I collaboratori occasionali, infatti, non hanno “alcuna copertura per la disoccupazione involontaria o la perdita di reddito, e neanche un incentivo alla ricollocazione, mentre le partite Iva avrebbero accesso all’ammortizzatore sociale Iscro (ndr. Indennità straordinaria di continuità reddituale e operativa) che però ha criteri di ingresso molto complessi”.
La Cgil, dunque, chiede l’intervento dei ministeri del Lavoro e delle Imprese perché questa vicenda, anche alla luce della recente approvazione della proposta di direttiva in Consiglio europeo, è emblematica. “L’economia su piattaforma digitale – riprende Marongiu –ha un carattere particolarmente immateriale: la materialità è tutta sulle condizioni delle persone che, in virtù del loro rapporto di lavoro, come autonomi si assumono di fatto il rischio d’impresa”.

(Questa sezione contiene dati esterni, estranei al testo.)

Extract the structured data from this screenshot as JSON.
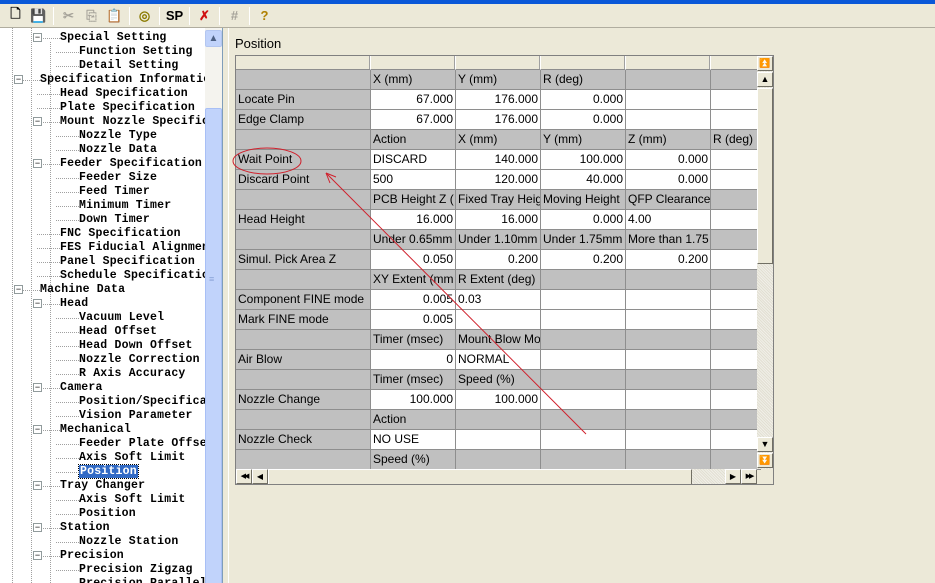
{
  "toolbar": {
    "buttons": [
      {
        "name": "new-icon",
        "glyph": "🗋",
        "enabled": true
      },
      {
        "name": "save-icon",
        "glyph": "💾",
        "enabled": true
      },
      {
        "name": "cut-icon",
        "glyph": "✂",
        "enabled": false
      },
      {
        "name": "copy-icon",
        "glyph": "⎘",
        "enabled": false
      },
      {
        "name": "paste-icon",
        "glyph": "📋",
        "enabled": false
      },
      {
        "name": "reel-icon",
        "glyph": "◎",
        "enabled": true
      },
      {
        "name": "sp-button",
        "glyph": "SP",
        "enabled": true
      },
      {
        "name": "disconnect-icon",
        "glyph": "✗",
        "enabled": true
      },
      {
        "name": "grid-icon",
        "glyph": "#",
        "enabled": false
      },
      {
        "name": "help-icon",
        "glyph": "?",
        "enabled": true
      }
    ]
  },
  "tree": {
    "items": [
      {
        "label": "Special Setting",
        "level": 2,
        "expander": true
      },
      {
        "label": "Function Setting",
        "level": 3
      },
      {
        "label": "Detail Setting",
        "level": 3
      },
      {
        "label": "Specification Information",
        "level": 1,
        "expander": true
      },
      {
        "label": "Head Specification",
        "level": 2
      },
      {
        "label": "Plate Specification",
        "level": 2
      },
      {
        "label": "Mount Nozzle Specificati",
        "level": 2,
        "expander": true
      },
      {
        "label": "Nozzle Type",
        "level": 3
      },
      {
        "label": "Nozzle Data",
        "level": 3
      },
      {
        "label": "Feeder Specification",
        "level": 2,
        "expander": true
      },
      {
        "label": "Feeder Size",
        "level": 3
      },
      {
        "label": "Feed Timer",
        "level": 3
      },
      {
        "label": "Minimum Timer",
        "level": 3
      },
      {
        "label": "Down Timer",
        "level": 3
      },
      {
        "label": "FNC Specification",
        "level": 2
      },
      {
        "label": "FES Fiducial Alignment",
        "level": 2
      },
      {
        "label": "Panel Specification",
        "level": 2
      },
      {
        "label": "Schedule Specification",
        "level": 2
      },
      {
        "label": "Machine Data",
        "level": 1,
        "expander": true
      },
      {
        "label": "Head",
        "level": 2,
        "expander": true
      },
      {
        "label": "Vacuum Level",
        "level": 3
      },
      {
        "label": "Head Offset",
        "level": 3
      },
      {
        "label": "Head Down Offset",
        "level": 3
      },
      {
        "label": "Nozzle Correction",
        "level": 3
      },
      {
        "label": "R Axis Accuracy",
        "level": 3
      },
      {
        "label": "Camera",
        "level": 2,
        "expander": true
      },
      {
        "label": "Position/Specificatio",
        "level": 3
      },
      {
        "label": "Vision Parameter",
        "level": 3
      },
      {
        "label": "Mechanical",
        "level": 2,
        "expander": true
      },
      {
        "label": "Feeder Plate Offset",
        "level": 3
      },
      {
        "label": "Axis Soft Limit",
        "level": 3
      },
      {
        "label": "Position",
        "level": 3,
        "selected": true
      },
      {
        "label": "Tray Changer",
        "level": 2,
        "expander": true
      },
      {
        "label": "Axis Soft Limit",
        "level": 3
      },
      {
        "label": "Position",
        "level": 3
      },
      {
        "label": "Station",
        "level": 2,
        "expander": true
      },
      {
        "label": "Nozzle Station",
        "level": 3
      },
      {
        "label": "Precision",
        "level": 2,
        "expander": true
      },
      {
        "label": "Precision Zigzag",
        "level": 3
      },
      {
        "label": "Precision Parallel",
        "level": 3
      }
    ]
  },
  "main": {
    "title": "Position",
    "grid": {
      "rows": [
        {
          "type": "header",
          "cells": [
            "",
            "",
            "",
            "",
            "",
            ""
          ]
        },
        {
          "type": "sub",
          "cells": [
            "",
            "X (mm)",
            "Y (mm)",
            "R (deg)",
            "",
            ""
          ]
        },
        {
          "type": "data",
          "cells": [
            "Locate Pin",
            "67.000",
            "176.000",
            "0.000",
            "",
            ""
          ],
          "align": [
            "l",
            "r",
            "r",
            "r",
            "l",
            "l"
          ]
        },
        {
          "type": "data",
          "cells": [
            "Edge Clamp",
            "67.000",
            "176.000",
            "0.000",
            "",
            ""
          ],
          "align": [
            "l",
            "r",
            "r",
            "r",
            "l",
            "l"
          ]
        },
        {
          "type": "sub",
          "cells": [
            "",
            "Action",
            "X (mm)",
            "Y (mm)",
            "Z (mm)",
            "R (deg)"
          ]
        },
        {
          "type": "data",
          "cells": [
            "Wait Point",
            "DISCARD",
            "140.000",
            "100.000",
            "0.000",
            ""
          ],
          "align": [
            "l",
            "l",
            "r",
            "r",
            "r",
            "l"
          ]
        },
        {
          "type": "data",
          "cells": [
            "Discard Point",
            "500",
            "120.000",
            "40.000",
            "0.000",
            ""
          ],
          "align": [
            "l",
            "l",
            "r",
            "r",
            "r",
            "l"
          ]
        },
        {
          "type": "sub",
          "cells": [
            "",
            "PCB Height Z (",
            "Fixed Tray Heig",
            "Moving Height",
            "QFP Clearance",
            ""
          ]
        },
        {
          "type": "data",
          "cells": [
            "Head Height",
            "16.000",
            "16.000",
            "0.000",
            "4.00",
            ""
          ],
          "align": [
            "l",
            "r",
            "r",
            "r",
            "l",
            "l"
          ]
        },
        {
          "type": "sub",
          "cells": [
            "",
            "Under 0.65mm",
            "Under 1.10mm",
            "Under 1.75mm",
            "More than 1.75",
            ""
          ]
        },
        {
          "type": "data",
          "cells": [
            "Simul. Pick Area Z",
            "0.050",
            "0.200",
            "0.200",
            "0.200",
            ""
          ],
          "align": [
            "l",
            "r",
            "r",
            "r",
            "r",
            "l"
          ]
        },
        {
          "type": "sub",
          "cells": [
            "",
            "XY Extent (mm",
            "R Extent (deg)",
            "",
            "",
            ""
          ]
        },
        {
          "type": "data",
          "cells": [
            "Component FINE mode",
            "0.005",
            "0.03",
            "",
            "",
            ""
          ],
          "align": [
            "l",
            "r",
            "l",
            "l",
            "l",
            "l"
          ]
        },
        {
          "type": "data",
          "cells": [
            "Mark FINE mode",
            "0.005",
            "",
            "",
            "",
            ""
          ],
          "align": [
            "l",
            "r",
            "l",
            "l",
            "l",
            "l"
          ]
        },
        {
          "type": "sub",
          "cells": [
            "",
            "Timer (msec)",
            "Mount Blow Mo",
            "",
            "",
            ""
          ]
        },
        {
          "type": "data",
          "cells": [
            "Air Blow",
            "0",
            "NORMAL",
            "",
            "",
            ""
          ],
          "align": [
            "l",
            "r",
            "l",
            "l",
            "l",
            "l"
          ]
        },
        {
          "type": "sub",
          "cells": [
            "",
            "Timer (msec)",
            "Speed (%)",
            "",
            "",
            ""
          ]
        },
        {
          "type": "data",
          "cells": [
            "Nozzle Change",
            "100.000",
            "100.000",
            "",
            "",
            ""
          ],
          "align": [
            "l",
            "r",
            "r",
            "l",
            "l",
            "l"
          ]
        },
        {
          "type": "sub",
          "cells": [
            "",
            "Action",
            "",
            "",
            "",
            ""
          ]
        },
        {
          "type": "data",
          "cells": [
            "Nozzle Check",
            "NO USE",
            "",
            "",
            "",
            ""
          ],
          "align": [
            "l",
            "l",
            "l",
            "l",
            "l",
            "l"
          ]
        },
        {
          "type": "sub",
          "cells": [
            "",
            "Speed (%)",
            "",
            "",
            "",
            ""
          ]
        }
      ]
    },
    "annotation": {
      "highlighted_cell": "Wait Point",
      "color": "#d0202c"
    }
  },
  "scroll": {
    "first_glyph": "⏫",
    "up_glyph": "▲",
    "down_glyph": "▼",
    "last_glyph": "⏬",
    "left_first_glyph": "◀◀",
    "left_glyph": "◀",
    "right_glyph": "▶",
    "right_last_glyph": "▶▶"
  }
}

Lavoratori che sono impegnati “senza avere la garanzia di un reddito, e quando l'azienda se ne va, nei loro confronti non c'è alcun vincolo”. Per questa ragione, conclude il coordinatore dell’area Contrattazione e mercato del lavoro della Cgil nazionale, la Confederazione chiedeva “una disciplina, a partire dalla direttiva dell’Europa Europea, che avesse un carattere molto più stringente. Questi sono lavoratori dipendenti: hanno prodotto un reddito in modo dipendente da una impresa, quindi non possono essere considerati lavoratori autonomi”.

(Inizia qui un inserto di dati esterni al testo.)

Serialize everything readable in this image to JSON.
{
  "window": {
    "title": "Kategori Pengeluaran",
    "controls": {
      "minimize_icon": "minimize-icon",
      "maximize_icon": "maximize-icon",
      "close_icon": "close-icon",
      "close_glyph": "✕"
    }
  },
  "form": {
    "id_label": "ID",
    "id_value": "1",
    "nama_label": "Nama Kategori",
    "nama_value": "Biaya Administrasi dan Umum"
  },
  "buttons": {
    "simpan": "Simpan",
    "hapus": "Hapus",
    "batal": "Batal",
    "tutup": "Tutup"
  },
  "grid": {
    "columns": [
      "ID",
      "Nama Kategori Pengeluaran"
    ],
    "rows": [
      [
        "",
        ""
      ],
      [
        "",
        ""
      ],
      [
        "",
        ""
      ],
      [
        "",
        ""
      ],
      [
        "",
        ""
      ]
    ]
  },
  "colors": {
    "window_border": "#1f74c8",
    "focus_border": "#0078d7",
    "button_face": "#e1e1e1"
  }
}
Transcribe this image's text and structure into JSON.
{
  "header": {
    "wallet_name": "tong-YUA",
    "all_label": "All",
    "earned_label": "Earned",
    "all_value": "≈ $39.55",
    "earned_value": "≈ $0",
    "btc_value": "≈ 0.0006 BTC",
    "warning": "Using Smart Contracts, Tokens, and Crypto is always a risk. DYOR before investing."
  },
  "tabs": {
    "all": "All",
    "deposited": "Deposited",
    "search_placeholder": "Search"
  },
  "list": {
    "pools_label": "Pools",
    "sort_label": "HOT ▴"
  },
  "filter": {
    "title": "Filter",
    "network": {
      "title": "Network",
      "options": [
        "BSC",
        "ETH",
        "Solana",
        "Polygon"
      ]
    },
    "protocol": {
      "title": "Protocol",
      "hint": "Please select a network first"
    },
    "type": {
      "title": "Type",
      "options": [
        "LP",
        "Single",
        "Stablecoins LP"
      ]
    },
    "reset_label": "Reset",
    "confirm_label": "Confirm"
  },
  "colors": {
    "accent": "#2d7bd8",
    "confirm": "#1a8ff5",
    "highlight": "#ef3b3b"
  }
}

Filcams Cgil: “Società fortemente destrutturata”
“La situazione presenta alcune particolarità, che ci dicono come queste società siano fortemente destrutturate”. A illuminare la vertenza è Roberto Brambilla, dirigente della Filcams Cgil nazionale: “La prima è che Uber Eats ci ha comunicato che ai dipendenti non ha applicato un contratto collettivo nazionale, ma sono genericamente lavoratori che ‘operano nel terziario’”.

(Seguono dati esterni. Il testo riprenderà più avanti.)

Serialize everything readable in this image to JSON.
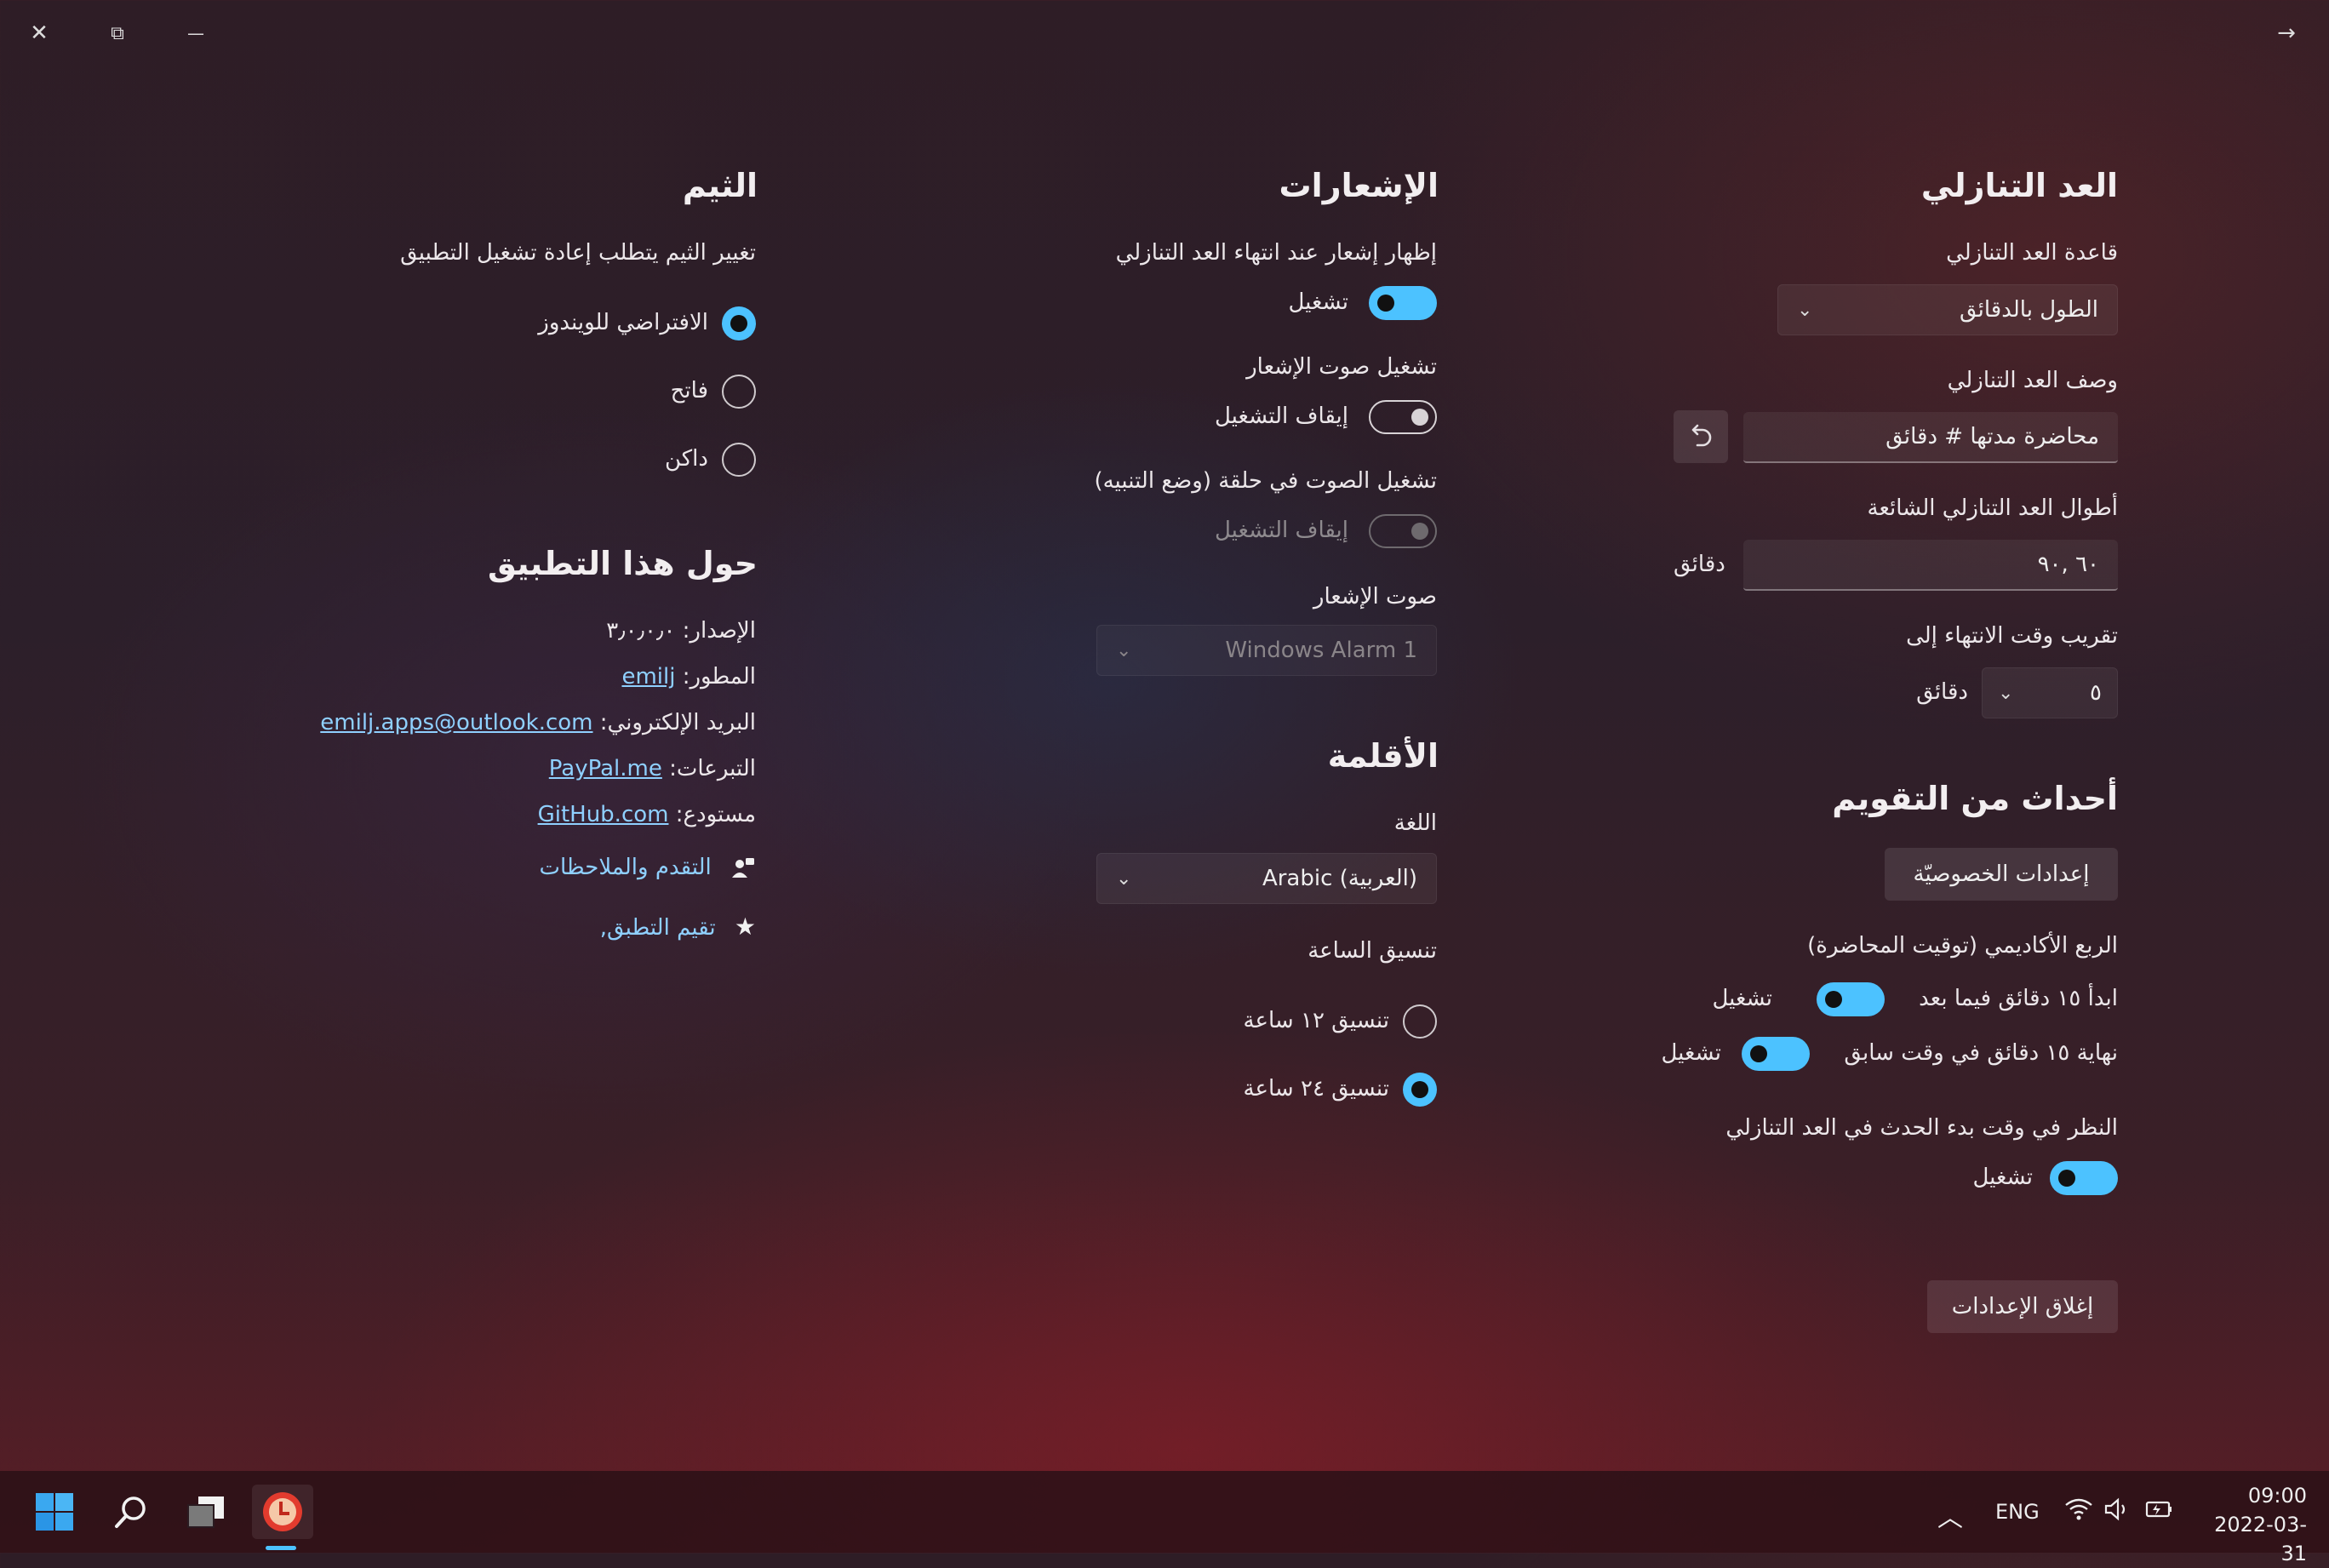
{
  "window": {
    "close_glyph": "✕",
    "restore_glyph": "⧉",
    "minimize_glyph": "—",
    "back_glyph": "→"
  },
  "countdown": {
    "heading": "العد التنازلي",
    "basis_label": "قاعدة العد التنازلي",
    "basis_value": "الطول بالدقائق",
    "description_label": "وصف العد التنازلي",
    "description_value": "محاضرة مدتها # دقائق",
    "common_lengths_label": "أطوال العد التنازلي الشائعة",
    "common_lengths_value": "٦٠ ,٩٠",
    "common_lengths_unit": "دقائق",
    "round_label": "تقريب وقت الانتهاء إلى",
    "round_value": "٥",
    "round_unit": "دقائق"
  },
  "calendar": {
    "heading": "أحداث من التقويم",
    "privacy_button": "إعدادات الخصوصيّة",
    "academic_label": "الربع الأكاديمي (توقيت المحاضرة)",
    "start_later_label": "ابدأ ١٥ دقائق فيما بعد",
    "start_later_state": "تشغيل",
    "end_earlier_label": "نهاية ١٥ دقائق في وقت سابق",
    "end_earlier_state": "تشغيل",
    "consider_start_label": "النظر في وقت بدء الحدث في العد التنازلي",
    "consider_start_state": "تشغيل"
  },
  "close_settings_button": "إغلاق الإعدادات",
  "notifications": {
    "heading": "الإشعارات",
    "show_label": "إظهار إشعار عند انتهاء العد التنازلي",
    "show_state": "تشغيل",
    "sound_label": "تشغيل صوت الإشعار",
    "sound_state": "إيقاف التشغيل",
    "loop_label": "تشغيل الصوت في حلقة (وضع التنبيه)",
    "loop_state": "إيقاف التشغيل",
    "tone_label": "صوت الإشعار",
    "tone_value": "Windows Alarm 1"
  },
  "localization": {
    "heading": "الأقلمة",
    "language_label": "اللغة",
    "language_value": "Arabic (العربية)",
    "time_format_label": "تنسيق الساعة",
    "format_12": "تنسيق ١٢ ساعة",
    "format_24": "تنسيق ٢٤ ساعة",
    "selected_format": "24"
  },
  "theme": {
    "heading": "الثيم",
    "note": "تغيير الثيم يتطلب إعادة تشغيل التطبيق",
    "options": [
      "الافتراضي للويندوز",
      "فاتح",
      "داكن"
    ],
    "selected": "الافتراضي للويندوز"
  },
  "about": {
    "heading": "حول هذا التطبيق",
    "version_label": "الإصدار:",
    "version_value": "٣٫٠٫٠٫٠",
    "developer_label": "المطور:",
    "developer_value": "emilj",
    "email_label": "البريد الإلكتروني:",
    "email_value": "emilj.apps@outlook.com",
    "donations_label": "التبرعات:",
    "donations_value": "PayPal.me",
    "repo_label": "مستودع:",
    "repo_value": "GitHub.com",
    "feedback_link": "التقدم والملاحظات",
    "rate_link": "تقيم التطبق,"
  },
  "taskbar": {
    "language": "ENG",
    "time": "09:00",
    "date": "2022-03-31"
  },
  "colors": {
    "accent": "#4cc2ff",
    "link": "#8fd0ff"
  }
}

La seconda particolarità è l’enorme quantità di rider presenti in questa vertenza: “Noi chiediamo che al tavolo di confronto si discuta anche dei lavoratori che Uber ritiene non essere suoi dipendenti, diventa quindi fondamentale la presenza delle federazioni degli atipici. Ma l’azienda ci ha già detto di no, non vuole al tavolo la rappresentanza dei rider”.
Più in generale, Brambilla rileva che la cessazione dell’attività avviene perché “Uber Eats ritiene di non aver raggiunto le quote di mercato prefissate, non perché non abbia tenuto economicamente”. Ora è fondamentale “entrare nel merito della decisione per valutare percorsi differenti, ricordando che questa chiusura impatta su un numero elevatissimo di lavoratori. E di questi, solo 49 potranno comunque accedere alla Naspi, mentre tutti gli altri non avranno alcun sussidio”.
Nidil Cgil: “In assemblea con i lavoratori”
Un’assemblea online per oggi (martedì 27 giugno), questa la prima decisione del sindacato degli atipici. “Dobbiamo contrastare la fuga di Uber Eats dall’Italia”, spiega la segretaria nazionale Nidil Cgil Roberta Turi: “Anche perché nelle loro intenzioni c’è di lasciare il Paese senza assumersi alcun costo, considerata la situazione lavorativa precaria dei rider”.
Da qui la decisione dell'assemblea odierna, che si unisce a una campagna di volantinaggi in tutta Italia. “Assemblee non facili da organizzare – prosegue Turi – perché spesso dobbiamo farle in strada, nei luoghi dove i rider aspettano i loro ordini, avvalendoci dei nostri iscritti per intercettare i colleghi”.
Uber Eats ha respinto la richiesta delle categorie sindacali degli atipici di sedersi al tavolo di confronto. “Bisogna anzitutto affermare che questi sono lavoratori come tutti gli altri, non ci sono differenze”, conclude la segretaria nazionale Nidil: “L’azienda ci sta negando la possibilità di discutere l’impatto della loro decisione. Ecco, questo è inaccettabile”.